The big, empty car realized we were there, pulled forward, and we all parked. As we headed into the restaurant, while I tried to avoid eye contact, the driver came toward us angrily and said, “I was going to stop!” There was some arm waving and head shaking, and somehow Fred managed not to respond in kind, and we all ended up in the restaurant. Fred and I hustled off to a table in the bar while our new friends waited to be seated.

(Right now, the team that needs to find a new name just scored two runs on a wild pitch, so I need to write more quickly. The Cubs are up 5-3, still two outs.)

I ordered an expensive glass of La Crema Pinot Noir since it was Tuesday and I was having the cherry chipotle salmon, and Fred and I were talking and having a nice evening.

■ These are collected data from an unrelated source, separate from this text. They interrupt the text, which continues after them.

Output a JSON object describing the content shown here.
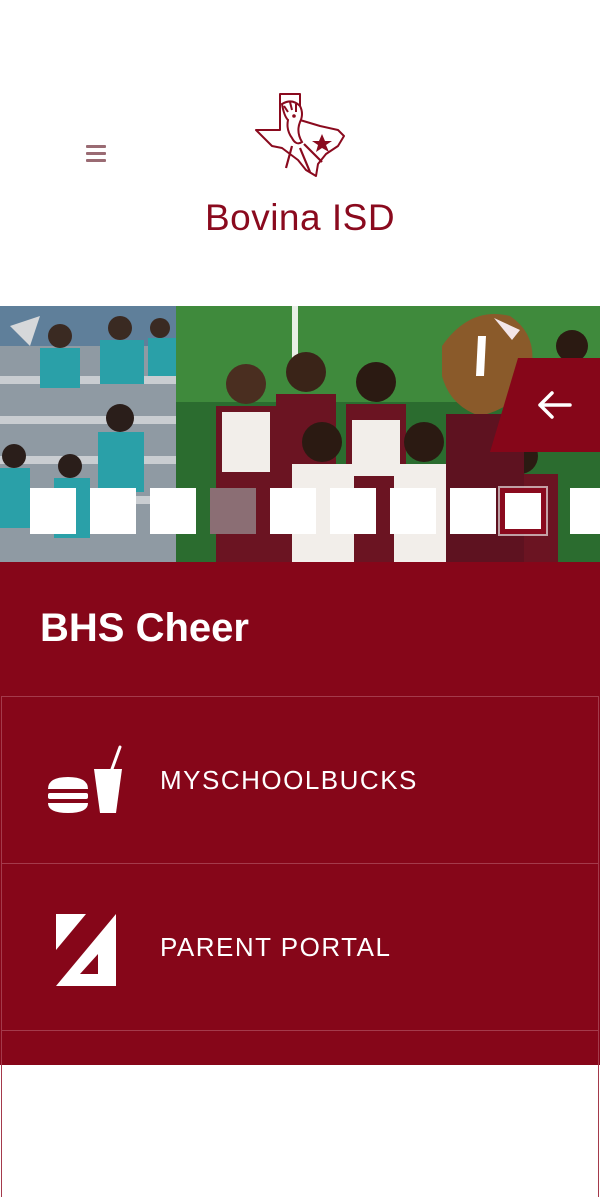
{
  "header": {
    "title": "Bovina ISD",
    "menu_icon": "hamburger-menu-icon",
    "logo_icon": "mustang-texas-logo"
  },
  "slideshow": {
    "caption": "BHS Cheer",
    "prev_icon": "arrow-left-icon",
    "slide_count": 10,
    "active_slide": 9
  },
  "quick_links": [
    {
      "label": "MYSCHOOLBUCKS",
      "icon": "food-drink-icon"
    },
    {
      "label": "PARENT PORTAL",
      "icon": "parent-portal-icon"
    }
  ],
  "colors": {
    "brand_maroon": "#860619",
    "title_maroon": "#8a0a1e",
    "menu_icon": "#9a6b73",
    "dot_muted": "#8b6e74"
  }
}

At some point after our drinks were served and before dinner came, the man from the parking lot appeared at our table.

“I was out of line,” he said. “I would have reacted exactly like you did.” (I’m going to bet you didn’t see that coming, either.) Of course, that led to a pleasant exchange, we admitted our honking had been a little excessive, and the evening became brighter and warmer than it had been.

A little while later I was eating my salmon when our waiter came by with another glass of Pinot Noir. “This is from the folks at table 22,” he said. I went to the hostess stand to make sure I had the the right table, and then went over to talk to them.

The thing is, I had had a pretty hard day. Sometimes I struggle to leave my students’ problems at school. Sometimes the helplessness I feel about not being able to make someone’s life different than it is threatens to engulf me. I worry about the unknown, the news that might come in the next phone call.

That’s what I said to my new road rage friends at table 22.  “That was so unnecessary,” I told them, “and so incredibly kind.” I told them it had been a hard day. I thanked them for reminding me that bad things can lead to good.

It was only later that I realized they had also reminded me that grace is real, that I’m not completely crazy for believing that good has an edge.

Right now (6-3 in the top of the seventh, less than a week out from the election), when everything is possible and everything could still go either way, that’s what I wanted to say.

Tomorrow morning I’m going to wake up and either be the same Cubs fan I’ve been since those wonderful summers right after college when I lived a quick train ride from Wrigley and rooted for the perpetual underdogs, or I’ll be some new kind of Cubs fan who cheers for a team that can actually win.

November 9th we’ll all wake up in a different world than the one we live in today. My road rage buddy made me a little more hopeful that, whatever world it is, we’ll figure out how to live in it.